ABOUT FIFTY YEARS AGO, in 1961, Jean-Paul Sartre complained about the state of Europe. “Europe is springing leaks everywhere,” he wrote. He went on to remark that “it simply is that in the past we made history and now history is being made of us.” Sartre was undoubtedly too pessimistic. Many major achievements of great significance have occurred in the last half a century in Europe, since Sartre’s lament, including the emergence of the European Union, the reunification of Germany, the extension of democracy to Eastern Europe, the consolidation and improvement of national health services and of the welfare state, and the legalization and enforcement of some human rights. All this went with a rapidly expanding European economy, which comprehensively re-built and massively expanded its industrial base and infrastructure, which had been devastated during World War II.
There is indeed a long-run historical contrast to which Sartre could have pointed. For centuries preceding World War II, a lot of world history was actually made in Europe. And this generated much admiration, mixed with some fear, around the world. But the situation changed rapidly in the second half of the twentieth century. When I first arrived in Cambridge as a student from India in the early 1950s, I remember asking whether there were any lectures given on the economic history of Asia, Africa, and Latin America. I was told that there were indeed such lectures—and that they were given for a paper called “Expansion of Europe.” That view of the non-European world would seem a little archaic now, not merely because the grand European empires have ended, but also because the balance of political prominence and economic strength has radically changed in the world. Europe is no longer larger than life.
There is, of course, nothing particularly remarkable—or lamentable—in the changing role of the different regions of the world. This has happened again and again. What is really striking is not the historical re-balancing of the different parts of the world, but the mess that Europe has managed to get into in the last decade or so, particularly over the last couple of years. There is a lot of discussion right now—appropriately enough—about how Europe is going to liberate itself from its financial disarray, economic misery, and political chaos. “What to do now” is certainly an important issue today, but “what not to do” is no less important in looking at Europe’s immediate past. This is so not just because past mistakes are relevant in deciding on what to do in Europe (even though what has been done cannot be readily undone—there is no automatic translation from past follies into present rectifications), but also because the negative lessons are essential if we are to avoid similar adversities in the rest of the world.

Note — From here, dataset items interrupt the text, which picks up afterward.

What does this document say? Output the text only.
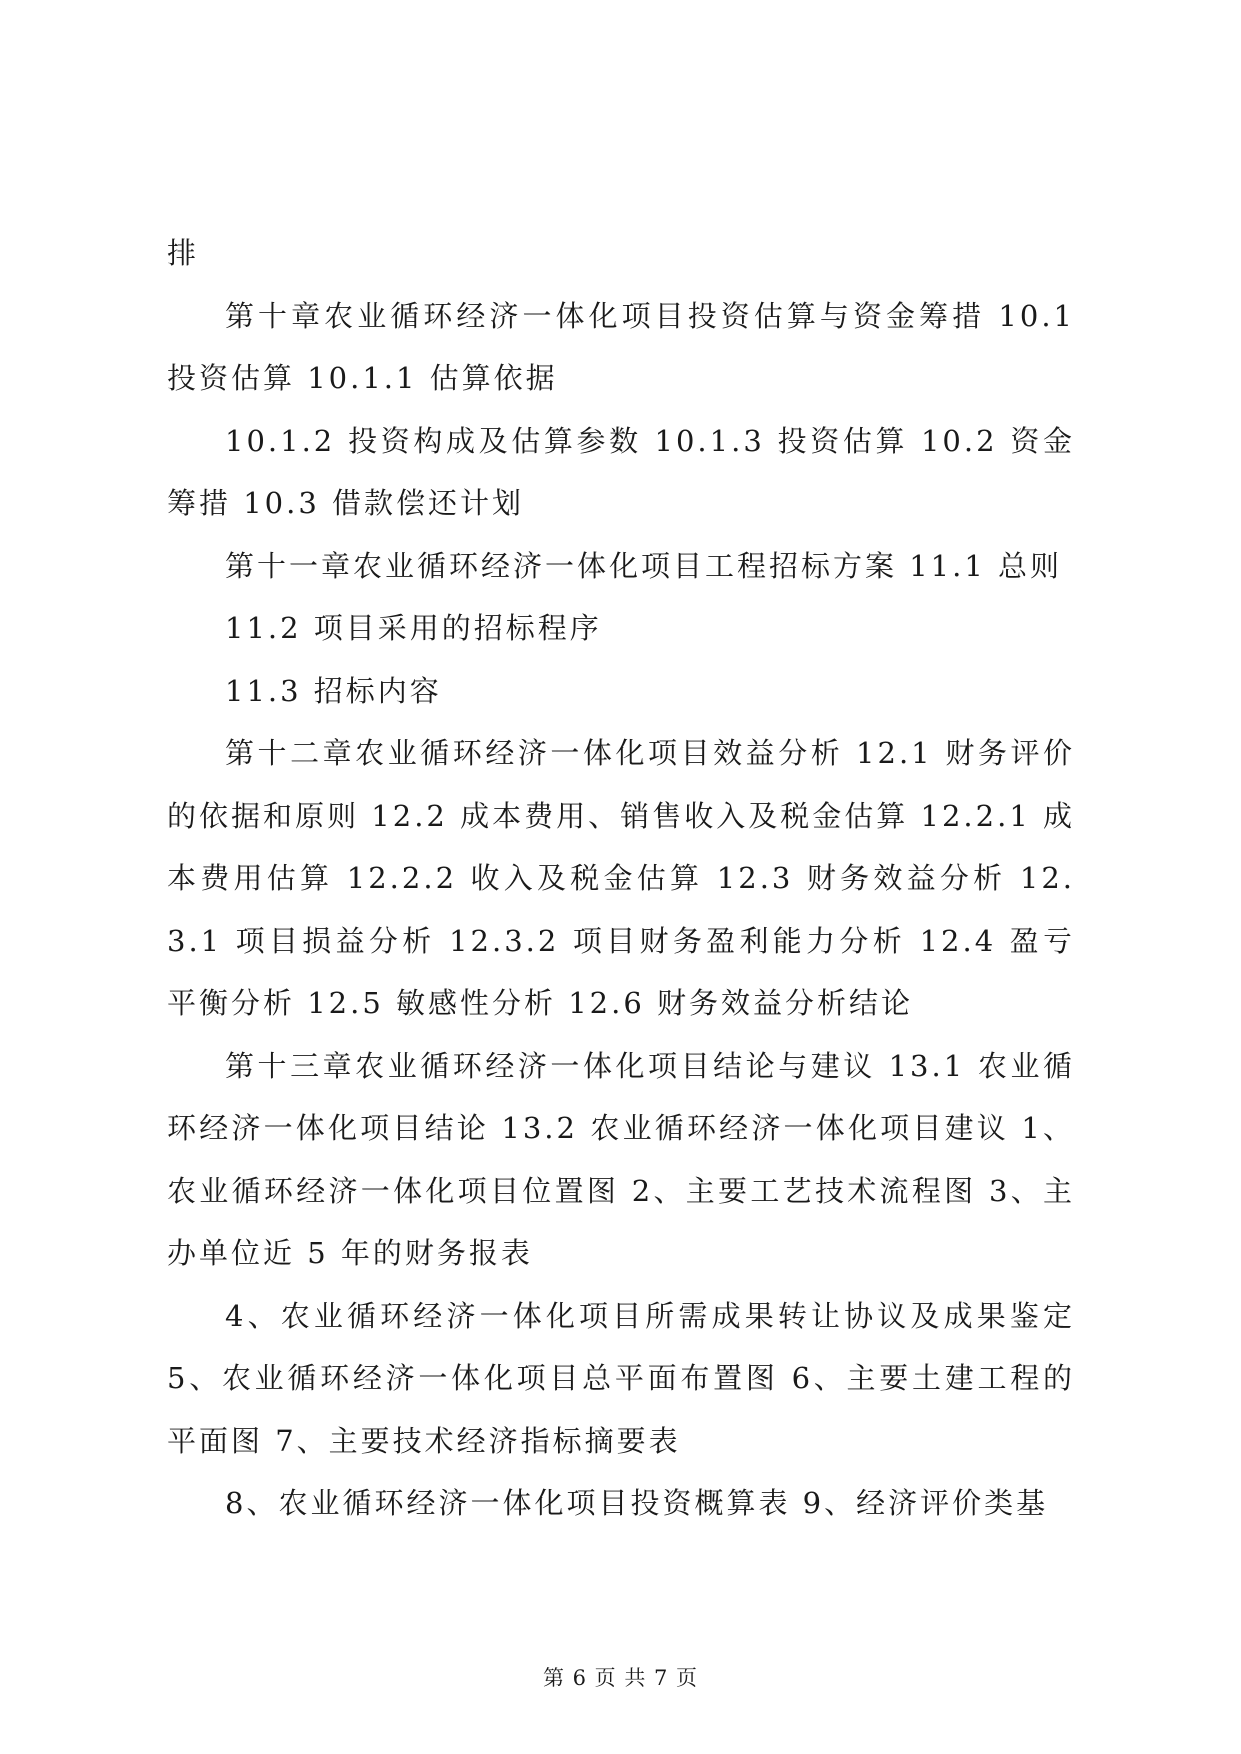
排

第十章农业循环经济一体化项目投资估算与资金筹措 10.1 投资估算 10.1.1 估算依据

10.1.2 投资构成及估算参数 10.1.3 投资估算 10.2 资金筹措 10.3 借款偿还计划

第十一章农业循环经济一体化项目工程招标方案 11.1 总则

11.2 项目采用的招标程序

11.3 招标内容

第十二章农业循环经济一体化项目效益分析 12.1 财务评价的依据和原则 12.2 成本费用、销售收入及税金估算 12.2.1 成本费用估算 12.2.2 收入及税金估算 12.3 财务效益分析 12.3.1 项目损益分析 12.3.2 项目财务盈利能力分析 12.4 盈亏平衡分析 12.5 敏感性分析 12.6 财务效益分析结论

第十三章农业循环经济一体化项目结论与建议 13.1 农业循环经济一体化项目结论 13.2 农业循环经济一体化项目建议 1、农业循环经济一体化项目位置图 2、主要工艺技术流程图 3、主办单位近 5 年的财务报表

4、农业循环经济一体化项目所需成果转让协议及成果鉴定 5、农业循环经济一体化项目总平面布置图 6、主要土建工程的平面图 7、主要技术经济指标摘要表

8、农业循环经济一体化项目投资概算表 9、经济评价类基

第 6 页 共 7 页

SO WHAT HAS GONE WRONG in Europe in recent years? I shall divide my analysis into three broad subjects: the challenge of European unity; the requirements of democracy; and the demands of sound economic policy. These are all related to each other, analytically as well as empirically.
The unification of Europe is an old dream. It is not quite as ancient as it is sometimes suggested—the dream is not of classical antiquity. Alexander and other ancient Greeks were less interested in chatting with Goths, Vikings, Angles, and Saxons than they were in conversing with ancient Iranians, Bactrians, and Indians, and Julius Caesar and Mark Antony identified more readily with ancient Egyptians than with Europeans located to the north of Rome. But Europe went through successive waves of cultural and political integration, greatly helped by the powerful spread of Christianity; and by 1464 King George of Poděbrady in Bohemia was talking about pan-European unity. He was followed by many others in the centuries to come, and by the eighteenth century, even George Washington wrote to the Marquis de La Fayette that “one day, on the model of the United States of America, a United States of Europe will come into being.”
But it was the terrible sequence of the two World Wars in the twentieth century, with its floods of European blood, which firmly established the urgent need for political unity in Europe. As Auden wrote in early 1939, on the eve of World War II:
In the nightmare of the dark
All the dogs of Europe bark,
And the living nations wait,
Each sequestered in its hate.
The events that followed only confirmed the poet’s worst expectations. The terrible fear of a repeat of what European countries had seen in the World Wars continued to haunt a great many Europeans. It is important in this context to appreciate that the movement for European unification began as a crusade for political unity, rather than for financial unification and a common currency.